Yes, a similar ability exists for service update 31.2.1 and higher but the technique is different.
For users, any new users is added automatically when property server.domain.ldap.auto.create is set to true.
For groups, it is not as simple as adding all groups passed from LDAP queries because not all are typically intended for AutoPilot. Instead, when LDAP integration is active, the domain uses a special group name to identify which groups will be added. This is an example of a group that will be a model for other groups
The carat ^ is always required followed by a regular expression pattern that will match the groups to automatically add.

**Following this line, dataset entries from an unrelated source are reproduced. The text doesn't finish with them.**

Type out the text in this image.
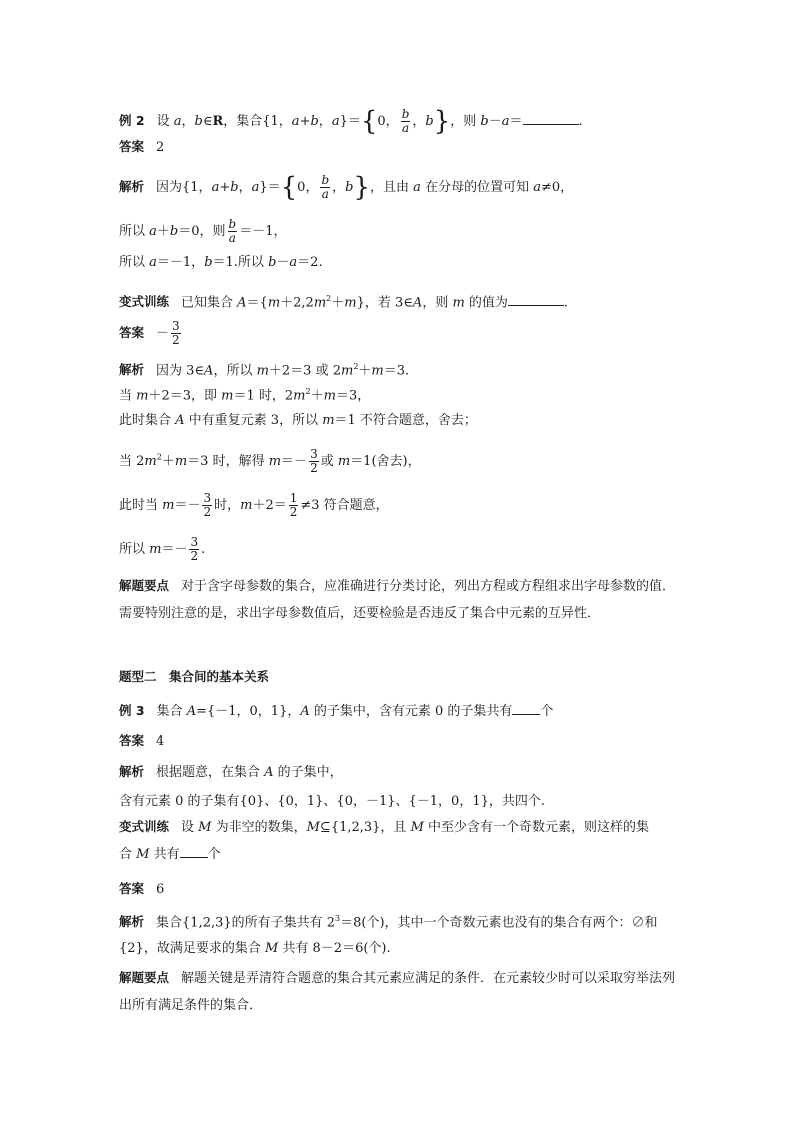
例 2 设 a，b∈R，集合{1，a+b，a}＝{0， $\frac{b}{a}$ ，b}，则 b－a＝	.
答案 2
解析 因为{1，a+b，a}＝{0， $\frac{b}{a}$ ，b}，且由 a 在分母的位置可知 a≠0，
所以 a＋b＝0，则 $\frac{b}{a} =-1$，
所以 a＝－1，b＝1.所以 b－a＝2.
变式训练 已知集合 $A=\{m+2,2m^2+m\}$，若 3∈A，则 m 的值为	.
答案 － $\frac{3}{2}$
解析 因为 3∈A，所以 m＋2＝3 或 $2m^2+m=3$.
当 m＋2＝3，即 m＝1 时，$2m^2+m=3$，
此时集合 A 中有重复元素 3，所以 m＝1 不符合题意，舍去；
当 $2m^2+m=3$ 时，解得 $m=- \frac{3}{2}$ 或 m＝1(舍去)，
此时当 $m=- \frac{3}{2}$ 时，$m+2= \frac{1}{2} \ne 3$ 符合题意，
所以 $m=- \frac{3}{2}$ .
解题要点 对于含字母参数的集合，应准确进行分类讨论，列出方程或方程组求出字母参数的值．需要特别注意的是，求出字母参数值后，还要检验是否违反了集合中元素的互异性．
题型二　集合间的基本关系
例 3 集合 A={－1，0，1}，A 的子集中，含有元素 0 的子集共有 个
答案 4
解析 根据题意，在集合 A 的子集中，
含有元素 0 的子集有{0}、{0，1}、{0，－1}、{－1，0，1}，共四个.
变式训练 设 M 为非空的数集，M⊆{1,2,3}，且 M 中至少含有一个奇数元素，则这样的集
合 M 共有 个
答案 6
解析 集合{1,2,3}的所有子集共有 $2^3=8$(个)，其中一个奇数元素也没有的集合有两个：∅和
{2}，故满足要求的集合 M 共有 8－2＝6(个).
解题要点 解题关键是弄清符合题意的集合其元素应满足的条件．在元素较少时可以采取穷举法列出所有满足条件的集合．
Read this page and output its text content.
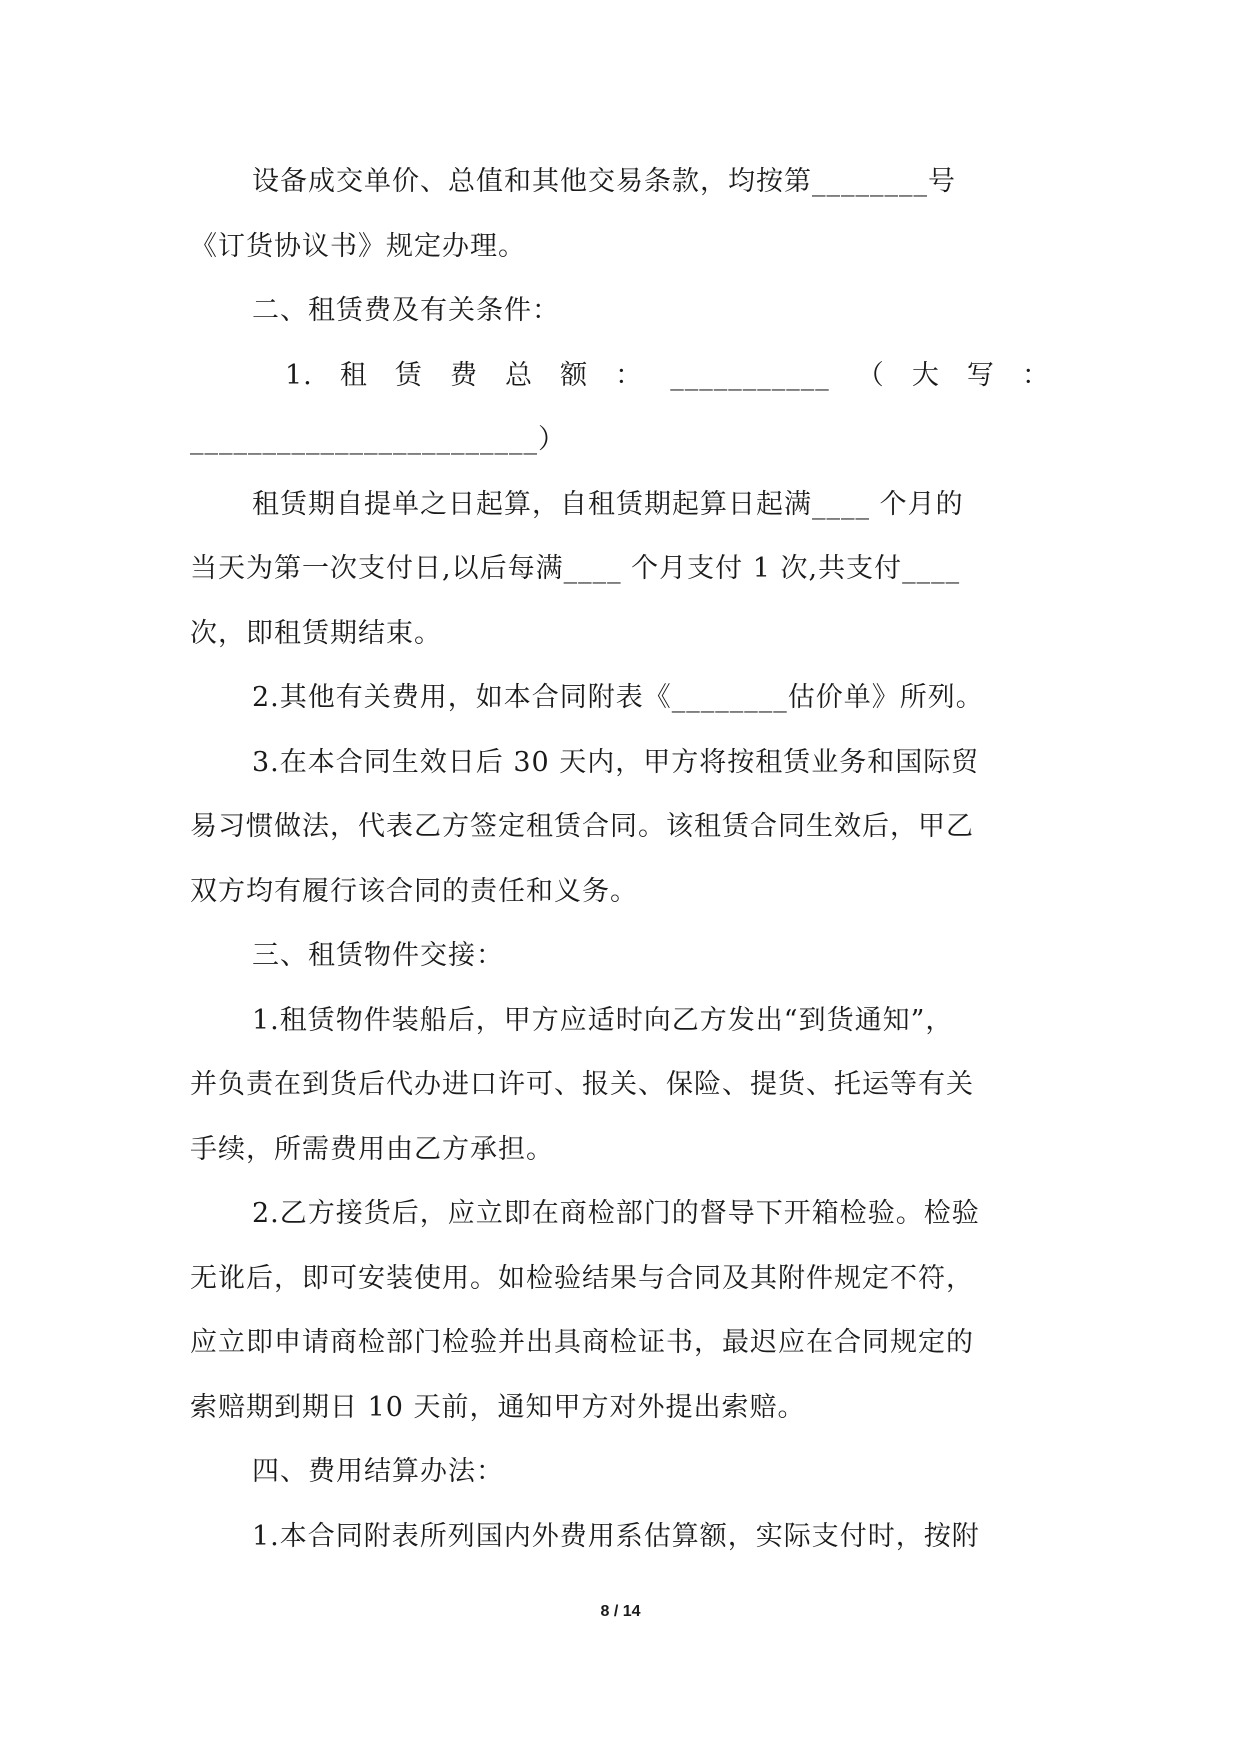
设备成交单价、总值和其他交易条款，均按第________号
《订货协议书》规定办理。
二、租赁费及有关条件：
1. 租 赁 费 总 额 ： ___________ （ 大 写 ：
________________________）
租赁期自提单之日起算，自租赁期起算日起满____ 个月的
当天为第一次支付日,以后每满____ 个月支付 1 次,共支付____
次，即租赁期结束。
2.其他有关费用，如本合同附表《________估价单》所列。
3.在本合同生效日后 30 天内，甲方将按租赁业务和国际贸
易习惯做法，代表乙方签定租赁合同。该租赁合同生效后，甲乙
双方均有履行该合同的责任和义务。
三、租赁物件交接：
1.租赁物件装船后，甲方应适时向乙方发出“到货通知”，
并负责在到货后代办进口许可、报关、保险、提货、托运等有关
手续，所需费用由乙方承担。
2.乙方接货后，应立即在商检部门的督导下开箱检验。检验
无讹后，即可安装使用。如检验结果与合同及其附件规定不符，
应立即申请商检部门检验并出具商检证书，最迟应在合同规定的
索赔期到期日 10 天前，通知甲方对外提出索赔。
四、费用结算办法：
1.本合同附表所列国内外费用系估算额，实际支付时，按附
8 / 14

In this example, any group returned in the LDAP group response that begins with nastel will automatically be added if it does not exist (nastel_admin, nastel_dev, nastel_user) when a user logs in with one of these groups and it is has not previously been added.
Example: Groups in Domain Server before login,
^nastel.*
Group after a user logs in who is in LDAP groups: user, testers, nastel.developer and nastel.tester
^nastel.*
nastel.develper
nastel.tester
Users and testers were not added since they did not match the regular expression.
The groups nastel.developer and nastel.tester were added because they did meet it and did not previously exist.
note that the regular expression as used is case sensitive and would not match NASTEL.TEST.
This can greatly simplify the group management in the domain server. However, in order for the groups to be used, each would still need to be individually fully defined in Navigator or XRay (nastel_admin, nastel_dev, nastel_user, and so on).